The rally would suggest that the relevance of Tagore’s message is becoming clear only now. In the Seventies, the alternative to the Left was ultra-Left. We all know what the consequence was. Even the former Naxalites would have to be extraordinarily gullible to nurture any such illusion. Today, the alternative seems to be a greater consolidation of the apolitical protests. The rally and the public campaign in the Rizawnur Rahman case bear this out. But, if politics has failed us, there is no solution in sight, except a vague idea of returning power to the people. But the realization that the politics of the status quo is not acceptable any more seems to be striking root in a state that has been used to giving politics and politicians a dangerously exaggerated importance.

This disenchantment with the status quo underscores the rejection of the politics of violence, be it by the CPI(M), the Congress types, including Mamata Banerjee, or by the Naxalites of yesteryear or the Maoists of today. What the Marxists did at Nandigram is now seen to be the ultimate in violence because the ruling party and the government were partners in the crime. When Sankha Ghosh and Aparna Sen refused to join the rally if Mamata Banerjee planned to take part in it, they sent out this very message in no uncertain terms. Violence, they meant, was as unacceptable from the CPI(M) as from the Trinamul or any other political group.

It would be absurd to suggest that the rally marked the beginning of the end of politics as we know it in Bengal now or that an alternative was at hand. It would be naïve to expect the CPI(M) or its opponents to change their methods dramatically overnight. But they cannot afford to ignore the writing on the wall.

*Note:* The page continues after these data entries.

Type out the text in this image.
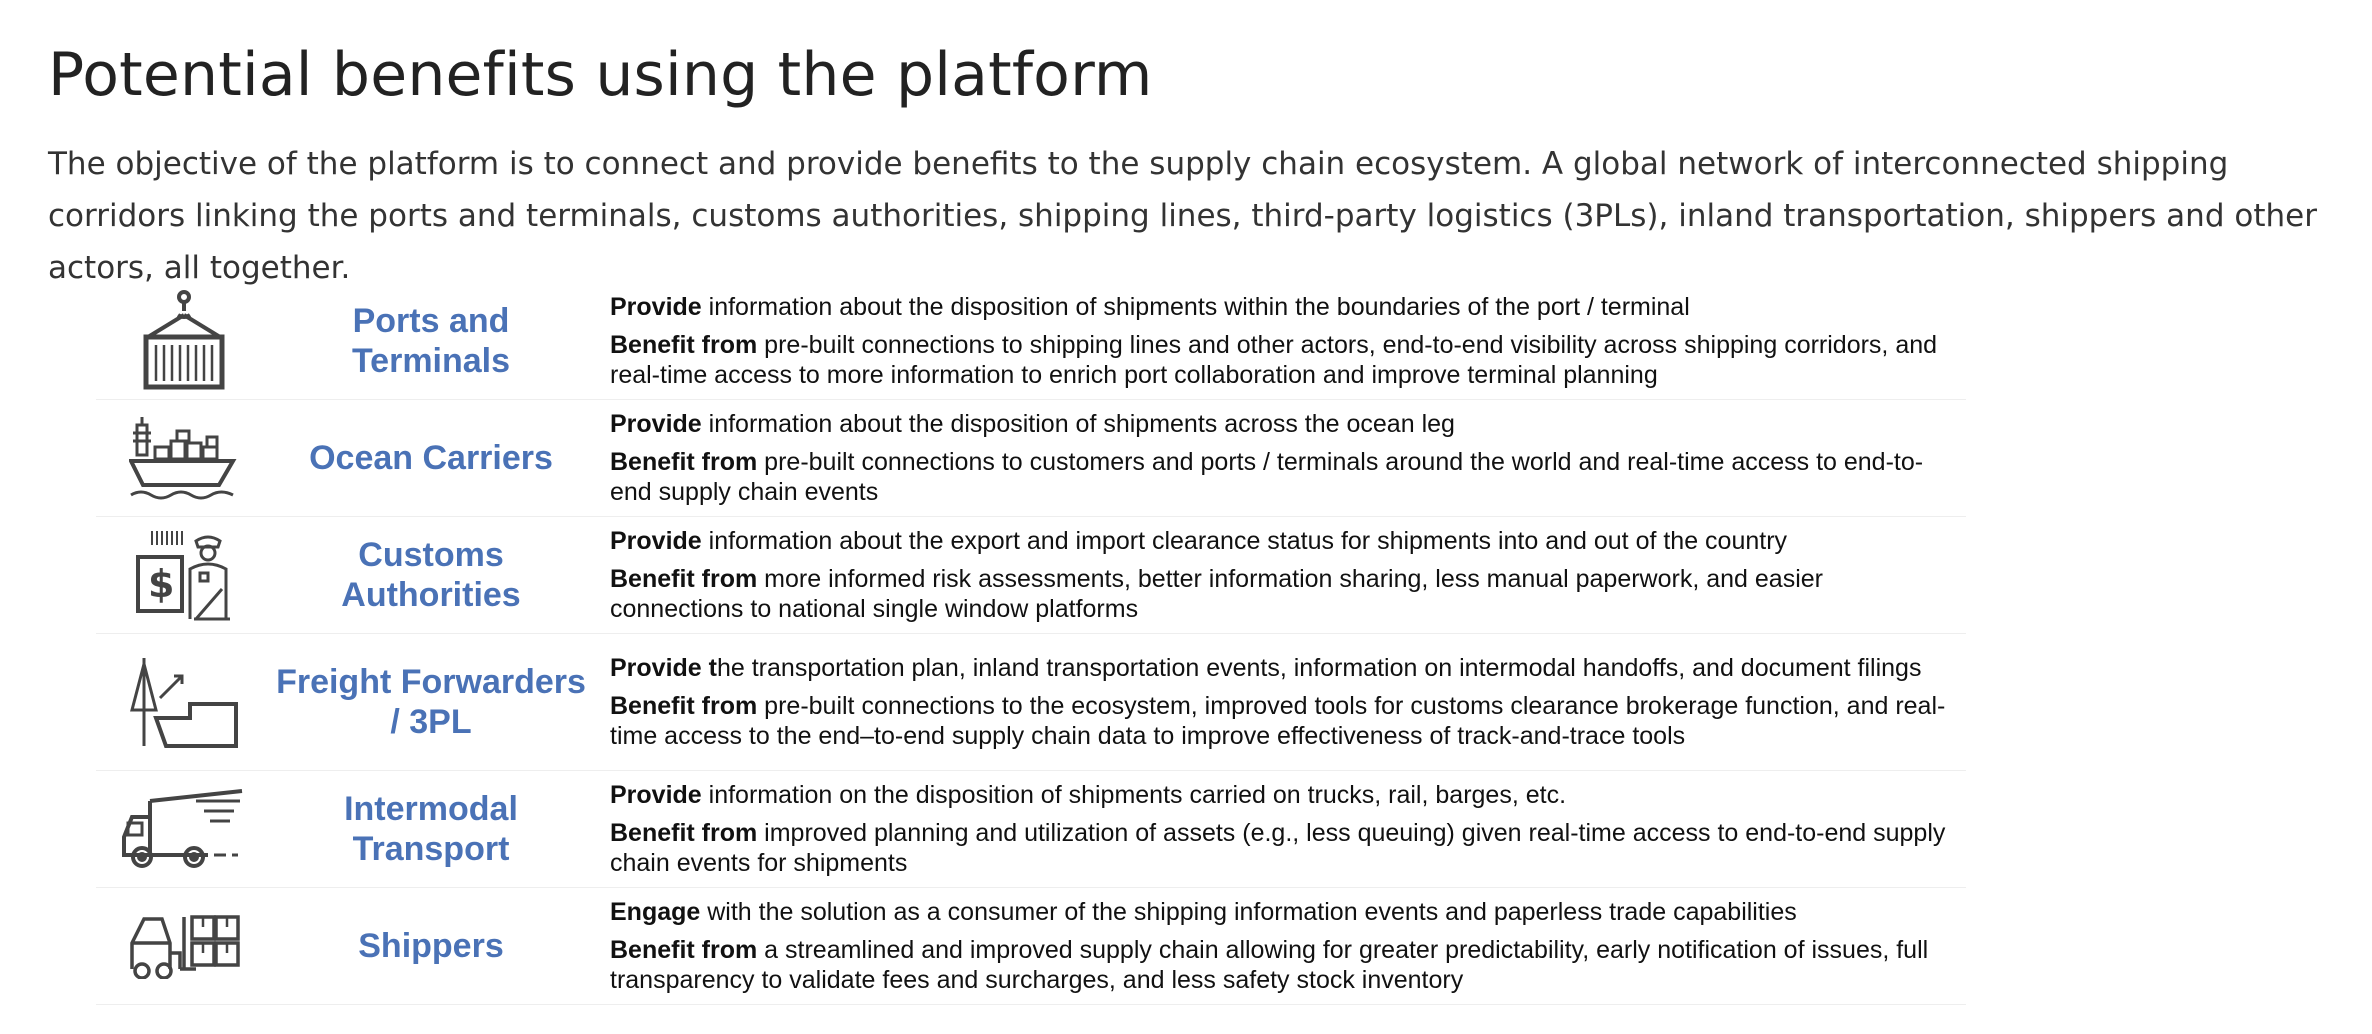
Potential benefits using the platform

The objective of the platform is to connect and provide benefits to the supply chain ecosystem. A global network of interconnected shipping corridors linking the ports and terminals, customs authorities, shipping lines, third-party logistics (3PLs), inland transportation, shippers and other actors, all together.

Ports and Terminals

Provide information about the disposition of shipments within the boundaries of the port / terminal

Benefit from pre-built connections to shipping lines and other actors, end-to-end visibility across shipping corridors, and real-time access to more information to enrich port collaboration and improve terminal planning

Ocean Carriers

Provide information about the disposition of shipments across the ocean leg

Benefit from pre-built connections to customers and ports / terminals around the world and real-time access to end-to-end supply chain events

$
Customs Authorities

Provide information about the export and import clearance status for shipments into and out of the country

Benefit from more informed risk assessments, better information sharing, less manual paperwork, and easier connections to national single window platforms

Freight Forwarders / 3PL

Provide the transportation plan, inland transportation events, information on intermodal handoffs, and document filings

Benefit from pre-built connections to the ecosystem, improved tools for customs clearance brokerage function, and real-time access to the end–to-end supply chain data to improve effectiveness of track-and-trace tools

Intermodal Transport

Provide information on the disposition of shipments carried on trucks, rail, barges, etc.

Benefit from improved planning and utilization of assets (e.g., less queuing) given real-time access to end-to-end supply chain events for shipments

Shippers

Engage with the solution as a consumer of the shipping information events and paperless trade capabilities

Benefit from a streamlined and improved supply chain allowing for greater predictability, early notification of issues, full transparency to validate fees and surcharges, and less safety stock inventory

For Bhattacharjee, the ultimate irony is that he won the partisan battle at Nandigram with force, but had his victory rejected by not only the villagers of Nandigram but also the people of Bengal. Even the supporters of his party would privately admit that the dubious success would cost them much more politically than the failures of the past eleven months.

But then, anger at the CPI(M) and its betrayal is one thing. Building up a credible alternative that will have answers to the problems of governance and of Bengal’s economic revival, is a very different matter. The Naxalites or their many avatars in the radical Left have been Bengal’s worst problems and cannot therefore offer any solutions. The attempt to form the alternative to the CPI(M) can best be sought along apolitical lines. The political parties would be there, of course, but the agenda for them needs to be increasingly set by the apolitical conscience and action of the people. It looks like a tall order in a state — and a country — where politics has long become the last resort for people who are far worse than scoundrels.

That, at least, was the new will of the people of Bengal that the rally — and the candlelight campaigns for Rizwanur Rahman before it — expressed and celebrated.

I had confirmation of this mood and the message as I was walking back to work from the rally. Returning from it, a former Naxalite activist, who retired from his college lecturer’s job last year, struck up a conversation. He was hopeful that the rally had inspired a different kind of fight against the CPI(M). “But the only way for the fight is through the ballot, not with bullets,” he said, almost to himself.

I returned home that evening with two simple messages from the rally. One, Bengal at last perhaps wants an alternative to the CPI(M). Two, the search for it cannot end in a return to the Seventies.